WHEN CAN THE ORGANISATION SAY NO?
An organisation may refuse your subject access request if your data includes information about another individual, except where:
● the other individual has agreed to the disclosure, or
● it is reasonable to provide you with this information without the other individual’s consent.
In deciding this, the organisation will have to balance your right to access your data against the other individual’s rights regarding their own information. The organisation can also refuse your request if it is ‘manifestly unfounded or excessive’. In any case the organisation will need to tell you and justify its decision. It should also let you know about your right to complain to the ICO, or through the courts.

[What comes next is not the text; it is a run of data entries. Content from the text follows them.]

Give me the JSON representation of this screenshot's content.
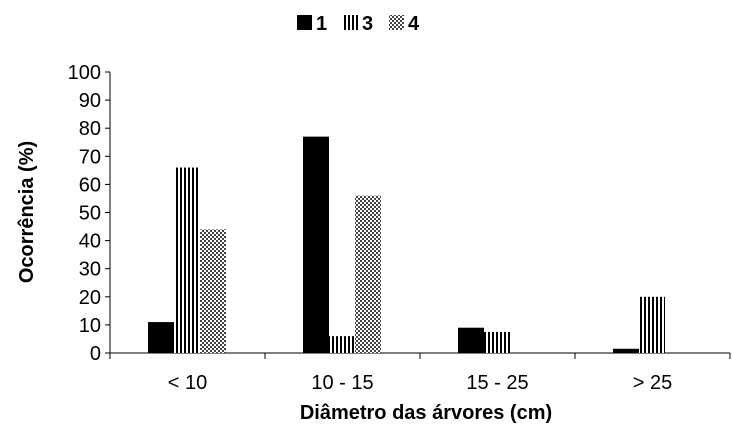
{
  "chart_data": {
    "type": "bar",
    "categories": [
      "< 10",
      "10 - 15",
      "15 - 25",
      "> 25"
    ],
    "series": [
      {
        "name": "1",
        "values": [
          11,
          77,
          9,
          1.5
        ],
        "color": "#000000",
        "pattern": "solid"
      },
      {
        "name": "3",
        "values": [
          66,
          6,
          7.5,
          20
        ],
        "color": "#000000",
        "pattern": "vertical-stripes"
      },
      {
        "name": "4",
        "values": [
          44,
          56,
          0,
          0
        ],
        "color": "#000000",
        "pattern": "checker"
      }
    ],
    "xlabel": "Diâmetro das árvores (cm)",
    "ylabel": "Ocorrência (%)",
    "ylim": [
      0,
      100
    ],
    "yticks": [
      "0",
      "10",
      "20",
      "30",
      "40",
      "50",
      "60",
      "70",
      "80",
      "90",
      "100"
    ],
    "grid": false,
    "legend_position": "top-center"
  }
}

HOW LONG SHOULD THE ORGANISATION TAKE?
An organisation has one month to respond to your request. In certain circumstances it may need extra time to consider your request and can take up to an extra two months. If it is going to do this, it should let you know within one month that it needs more time and why. For more on this, see our guidance on Time Limits.
CAN THE ORGANISATION CHARGE A FEE FOR THIS?

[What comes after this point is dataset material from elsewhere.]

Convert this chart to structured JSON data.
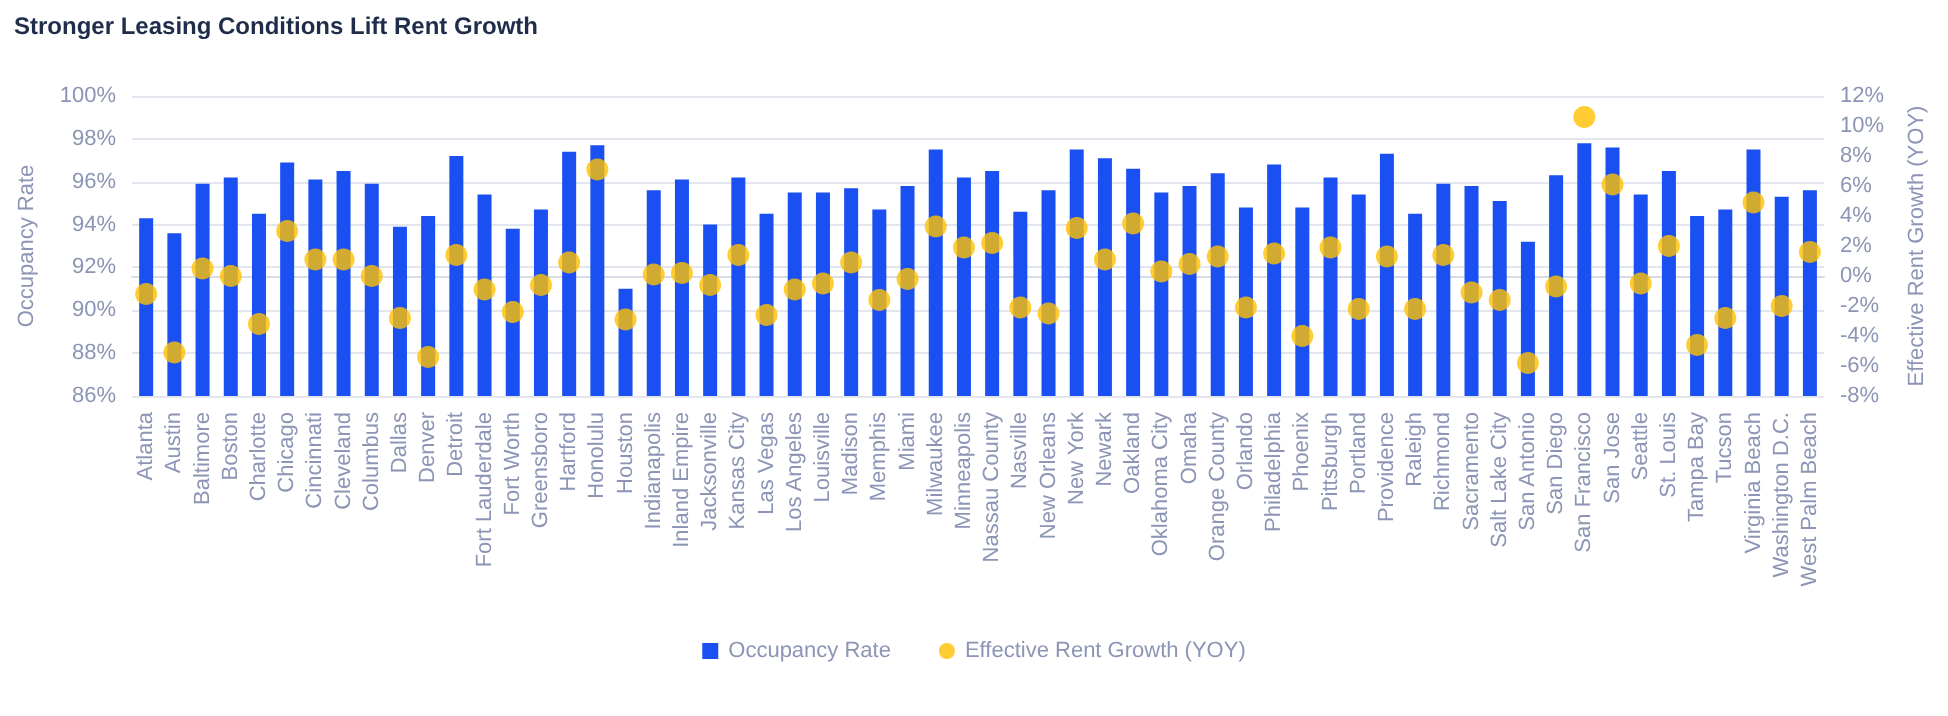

A copy of your personal data should be provided free. An organisation may charge for additional copies. It can only charge a fee if it thinks the request is ‘manifestly unfounded or excessive’. If so, it may ask for a reasonable fee for administrative costs associated with the request.
DISCLOSURE OF PERSONAL INFORMATION
In many circumstances we will not disclose personal data without consent. However, when we investigate a complaint, for example, we will need to share personal information with the organisation concerned and with other relevant bodies. Further information is available in our Information Charter about the factors we shall consider when deciding whether information should be disclosed.
You can also get further information on:
● agreements we have with other organisations for sharing information;
● circumstances where we can pass on personal data without consent for example, to prevent and detect crime and to produce anonymized statistics;
● our instructions to staff on how to collect, use and delete personal data; and
● how we check that the information we hold is accurate and up to date.
● Links to other websites
CHILDREN’S ONLINE PRIVACY PROTECTION
Studio 43 does not knowingly collect personal information from persons who are under 16 years of age. By agreeing to use our products or services, you represent that you are 16 years or older.
LINKS FROM OUR WEBSITES
Some pages of our websites contain external links. You are advised to verify the privacy practices of such other websites. We are not responsible for the manner of use or misuse of information made available by you at such other websites. We encourage you not to provide personal information, without assuring yourselves of the privacy practices of other websites.
CHANGES TO THIS PRIVACY NOTICE
We keep our privacy notice under regular review.